For years, acrylic, or artificial, nails have been the answer for anyone who has longed for well-manicured hands. They don't chip, peel or crack, and you don't have to wait weeks for your nails to grow to have fabulous fingernails. Aside from time and money necessary to maintain acrylic nails, there can be some downsides, which usually involve nail fungus or an allergic reaction to the polymer-based substances in the product.

For most people, acrylic nails are a safe cosmetic enhancement. While it's unlikely that acrylic nails will harm your health, some people may notice that their real nails get tougher or become discolored [source: Gibson]. If this happens, simply remove the acrylic nails and let your fingernails grow out. However, there are some more serious consequences of having acrylic nails.

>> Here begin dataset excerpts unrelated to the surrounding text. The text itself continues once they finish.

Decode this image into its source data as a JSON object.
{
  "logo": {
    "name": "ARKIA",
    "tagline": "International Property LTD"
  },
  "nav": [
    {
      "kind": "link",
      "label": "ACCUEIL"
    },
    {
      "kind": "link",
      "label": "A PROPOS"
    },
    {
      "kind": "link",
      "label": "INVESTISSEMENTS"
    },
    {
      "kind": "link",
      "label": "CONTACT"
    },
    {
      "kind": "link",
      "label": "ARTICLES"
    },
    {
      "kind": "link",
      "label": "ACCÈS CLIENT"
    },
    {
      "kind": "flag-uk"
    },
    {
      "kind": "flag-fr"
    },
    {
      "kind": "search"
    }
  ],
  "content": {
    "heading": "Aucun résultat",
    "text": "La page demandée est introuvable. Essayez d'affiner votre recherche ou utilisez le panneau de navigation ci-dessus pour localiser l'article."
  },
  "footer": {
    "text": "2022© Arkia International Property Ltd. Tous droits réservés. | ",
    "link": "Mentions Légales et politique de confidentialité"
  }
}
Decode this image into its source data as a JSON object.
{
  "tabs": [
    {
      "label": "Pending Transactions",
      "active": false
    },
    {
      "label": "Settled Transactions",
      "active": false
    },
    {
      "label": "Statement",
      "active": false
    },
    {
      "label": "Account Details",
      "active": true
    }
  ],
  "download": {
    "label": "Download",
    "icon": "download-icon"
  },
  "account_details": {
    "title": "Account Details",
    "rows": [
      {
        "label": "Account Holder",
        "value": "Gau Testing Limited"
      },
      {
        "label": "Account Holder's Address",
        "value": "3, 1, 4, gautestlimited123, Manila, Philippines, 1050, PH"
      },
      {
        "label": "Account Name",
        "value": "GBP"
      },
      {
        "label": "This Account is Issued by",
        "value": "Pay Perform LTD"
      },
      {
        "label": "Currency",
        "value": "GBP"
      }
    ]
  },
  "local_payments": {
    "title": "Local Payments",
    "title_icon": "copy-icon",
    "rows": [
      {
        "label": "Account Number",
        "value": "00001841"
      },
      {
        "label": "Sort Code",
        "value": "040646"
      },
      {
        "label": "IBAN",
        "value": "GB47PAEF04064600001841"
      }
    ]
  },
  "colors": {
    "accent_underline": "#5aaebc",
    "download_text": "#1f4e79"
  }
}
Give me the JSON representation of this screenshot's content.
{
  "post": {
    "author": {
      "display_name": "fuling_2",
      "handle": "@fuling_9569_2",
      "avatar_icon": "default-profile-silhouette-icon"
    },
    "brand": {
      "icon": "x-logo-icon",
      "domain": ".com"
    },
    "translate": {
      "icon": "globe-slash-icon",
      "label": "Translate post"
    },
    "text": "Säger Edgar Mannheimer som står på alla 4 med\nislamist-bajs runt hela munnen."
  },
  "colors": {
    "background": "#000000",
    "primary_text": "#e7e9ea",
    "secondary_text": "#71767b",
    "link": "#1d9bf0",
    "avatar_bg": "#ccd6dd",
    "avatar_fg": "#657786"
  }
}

Some ingredients in acrylic nails are highly flammable, so they must be kept at a distance from hair straighteners, dryers or curling irons, as well as from heat and flames when cooking [source: U.S. Food and Drug Administration].

Infection is another potential health problem that can develop -- this is especially likely if you bump the nails or if they begin to separate from your natural nail. The moist, dark space between your nail and the acrylic is a perfect breeding ground for fungus and bacteria. You may not immediately notice the signs of infection because your nails are covered, so it's best not to leave acrylic nails in place too long [source: Gibson]. If your immune system is compromised in any way, perhaps due to drug treatments like chemotherapy, an autoimmune disease or a history of fungal infections or poor blood circulation, you're at a higher risk of developing an infection and may want to forgo acrylic nails [source: WebMD].